Published on November 11th, 2014 | by Joshua S Hill8
The World Moves Post-2020 While Australia Remains Fixated On 2020
November 11th, 2014 by Joshua S Hill
That I am at loggerheads with the environmental and energy-related policies of the Australian Government is of no surprise to anyone who has spent much time here at CleanTechnica. As an Australian working for a US-based, international-focused website, the ability to comment on Australia’s current politics from an international perspective is incredibly helpful, while simultaneously depressing.
As the image to the side shows, the World Bank currently finds 39 countries as implementing a carbon tax of some sort or another.
Australia would have made that number 40, except Prime Minister Tony Abbott successfully scrapped the country’s carbon tax, making us the first country to have implemented a carbon tax only to then remove it.
Two reports released here in Australia on Monday further pinpoint just how devastating the country’s recent energy and environmental policies have been. Furthermore, they show how backward Australian politics is, fixating so obsessively on 2020 goals while the rest of the world begins to focus on a post-2020 world.
“By just focusing on 2020 emission and renewable energy goals, the recent political debate has ignored growing scientific, investment, and international realities,” said Erwin Jackson, Deputy CEO of The Climate Institute. “This short-term focus is simply a high risk approach to the significant challenges of decarbonising our economy and helping avoid dangerous impacts for Australia.
“Australian politics is fixated on 2020 but the world is now increasingly looking beyond 2020.”
Moving Beyond 2020
“Much of the recent climate policy debate in Australia has been framed around our 2020 emissions reduction and renewable energy goals,” wrote the authors of a Climate Institute report published Monday, which aims to tackle Australia’s role in a post-2020 international climate.
“While these goals remain a credibility test of Australia’s climate action, they are insufficient for stable economic policy, and are being overtaken by international policy developments and investment realities.”
The new report concluded that scientific, investment, and international realities are repositioning the focus on post-2020 total decarbonisation targets. As a result, Australia must hit a net 2025 emissions reduction target of 40% below 2000 levels as well as begin work on decarbonisation the economy by 2040.
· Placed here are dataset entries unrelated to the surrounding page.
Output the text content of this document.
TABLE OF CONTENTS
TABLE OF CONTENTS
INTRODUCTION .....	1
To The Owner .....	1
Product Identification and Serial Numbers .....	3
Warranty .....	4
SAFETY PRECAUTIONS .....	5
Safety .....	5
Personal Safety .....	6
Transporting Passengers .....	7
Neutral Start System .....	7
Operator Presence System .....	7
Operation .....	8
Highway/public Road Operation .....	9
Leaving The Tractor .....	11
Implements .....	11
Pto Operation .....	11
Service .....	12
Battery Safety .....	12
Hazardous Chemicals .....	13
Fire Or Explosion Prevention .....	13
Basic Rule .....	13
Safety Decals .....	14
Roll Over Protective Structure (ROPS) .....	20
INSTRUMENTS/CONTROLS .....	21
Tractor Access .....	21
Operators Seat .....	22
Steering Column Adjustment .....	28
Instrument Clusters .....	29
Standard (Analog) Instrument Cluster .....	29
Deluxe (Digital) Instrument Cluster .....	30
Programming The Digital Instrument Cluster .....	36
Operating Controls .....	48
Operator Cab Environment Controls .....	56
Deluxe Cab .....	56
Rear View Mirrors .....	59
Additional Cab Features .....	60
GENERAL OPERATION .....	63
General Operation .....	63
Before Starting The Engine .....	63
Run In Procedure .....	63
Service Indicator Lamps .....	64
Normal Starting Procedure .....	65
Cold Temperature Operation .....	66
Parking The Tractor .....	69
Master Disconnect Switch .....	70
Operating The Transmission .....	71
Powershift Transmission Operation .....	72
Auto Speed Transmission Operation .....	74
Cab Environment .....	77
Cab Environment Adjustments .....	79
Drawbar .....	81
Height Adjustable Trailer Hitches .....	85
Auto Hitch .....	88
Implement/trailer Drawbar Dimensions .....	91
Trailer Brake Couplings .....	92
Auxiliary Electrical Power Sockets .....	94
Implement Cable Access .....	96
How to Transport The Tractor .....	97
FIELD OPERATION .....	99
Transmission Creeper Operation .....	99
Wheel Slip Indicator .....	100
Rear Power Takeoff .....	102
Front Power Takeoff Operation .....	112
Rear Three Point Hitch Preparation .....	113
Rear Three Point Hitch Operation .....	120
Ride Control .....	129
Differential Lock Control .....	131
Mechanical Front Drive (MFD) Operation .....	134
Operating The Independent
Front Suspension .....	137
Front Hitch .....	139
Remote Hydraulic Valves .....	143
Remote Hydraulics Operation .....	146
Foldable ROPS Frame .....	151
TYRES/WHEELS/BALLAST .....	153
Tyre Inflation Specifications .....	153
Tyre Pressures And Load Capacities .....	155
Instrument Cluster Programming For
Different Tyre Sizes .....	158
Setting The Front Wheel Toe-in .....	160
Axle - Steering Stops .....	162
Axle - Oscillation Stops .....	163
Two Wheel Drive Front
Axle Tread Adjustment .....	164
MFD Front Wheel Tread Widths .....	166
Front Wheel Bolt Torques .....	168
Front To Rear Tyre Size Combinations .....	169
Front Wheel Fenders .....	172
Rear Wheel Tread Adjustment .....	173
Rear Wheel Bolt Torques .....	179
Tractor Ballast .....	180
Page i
An indicative international process to set targets in the post-2020 framework.
The conclusions are not crazy either, considering that Australia joined over 190 countries to work collectively to avoid 2ºC of warming above pre-industrial levels. In hand with Australia’s decision to join other countries in focusing on post-2020 goals in Warsaw last year, The Climate Institute find that the country’s post-2020 targets should include the following:
- A short-term commitment to reduce net emissions by 40 per cent on 2000 levels by 2025
- A medium-term emission pathway of 65-75 per cent reductions on 2000 levels by 2035
- A long-term goal to decarbonise the economy by between 2040 and 2050
“For any policy to remain stable and effective it needs to be relevant not just for the next five years, but for the next 50 years,” said Jackson. “Failure to deliver a proper plan risks institutionalising investment uncertainty, and a much more rapid – and therefore more disruptive – decarbonisation at a later date.”
Furthermore, according to Jackson, “it also completely avoids the physical, investment, and international realities of climate change and evolving action to address it.”
The realities of investment in this day and age is that, regardless of your own personal opinions on issues like climate change and energy efficiency, investing in clean energy and similar is a necessity. However, according to a second report released Monday, this time by Tim Flannery, Gerry Hueston, and Andrew Stock of the Australian Climate Council, Australian investment in renewable energy throughout 2014 has dropped a whopping 70% compared with 2013.
Annual large-scale renewable energy investment in Australia
Unsurprisingly, the authors have subsequently moved Australia, a crucial major climate change player, from “leader to laggard.”
The report made four key findings, which highlight Australia’s failing involvement in the world in which we currently live:
- China and the US have firmly moved from laggards to global leaders on climate change.
- In the last five years most countries around the world have accelerated action on climate change as the consequences have become more and more clear.
- Australia, a crucial player in global climate action, moves from leader to laggard.
- Global action must accelerate to protect Australia and the world from the consequences of a changing climate, sea level rise and more frequent and intense extreme weather.
That Australia is falling leagues behind international allies and trading partners is no surprise to many who are watching from the outside in. However, for many Australians, it would arguably be a great surprise to find that we are so far behind the pack. The political realities dictate that the “truth” is whatever is heard loudest — and sadly, the actual truth is not always the same as the political “truth”.
As Australia moves into a long period of state and national elections, one hopes that the truth is heard above the “truth”.